Get-Command -Noun *process*   # returns all commands that contain the text 'process'
Get-Command -Verb New         # returns all commands that allow you to 'create' something new

Once you have found your command of interest, you can then use help to get more information

Get-Help New-Item           # Display help overview for New-Item
help New-Item               # Display help overview for New-Item
Get-Help New-Item -Detailed # Display detailed help for New-Item

We can also get help for an individual type with Get-Member:

get-member -InputObject System.Management.Automation.CommandInfo  # Get type info for the CommandInfo object
1 | get-member                                                    # Get type info for integers
"a string" | get-member                                           # Get type info for strings

Type information will include all public members, such as properties and methods.


PowerShell is a technology that I seem to be needing to use more and more these days. This is especially when it comes to DevOps and Cloud Infrastructure work. You always have to consider the right tool for the right job, and when it comes to automation or scripting, PowerShell does the job VERY well. If you already have experience with .NET you should find many of the constructs and objects already familiar.

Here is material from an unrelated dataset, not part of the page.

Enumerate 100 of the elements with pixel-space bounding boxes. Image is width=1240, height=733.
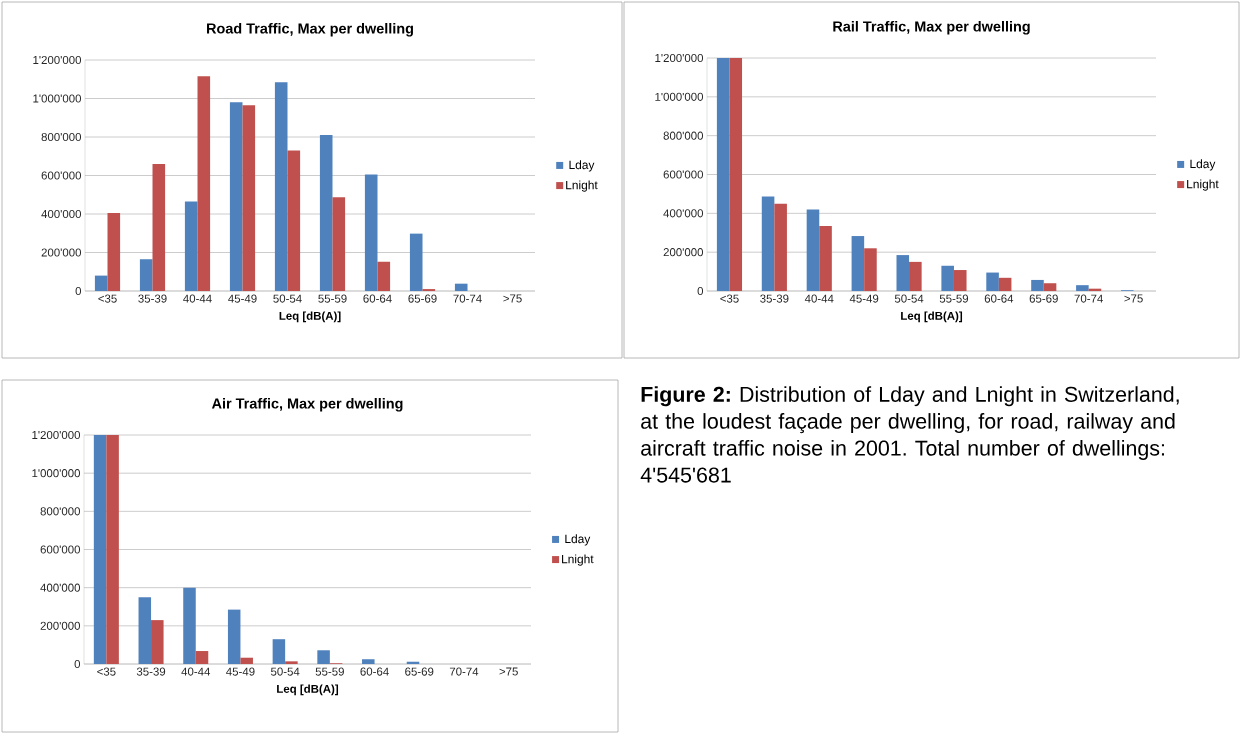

In this article, I have explained what PowerShell is, how it can be installed, and how to set up your development environment. I have shown how to create simple scripts, make these more dynamic through variables, parameters, and inputs/outputs, and store data in more interesting ways with arrays and hash tables. I have then shown how to make more complex scripts with flow control and loops. I have shown how to re-use code with functions and how to debug and provide error handling. I have also touched on some of the built-in cmdlets that allow you to filter, sort, and project data into different shapes. I have shown how to format output into lists, tables, and grids. Lastly, I have shown how to use the help system to explore and find other built-in cmdlets.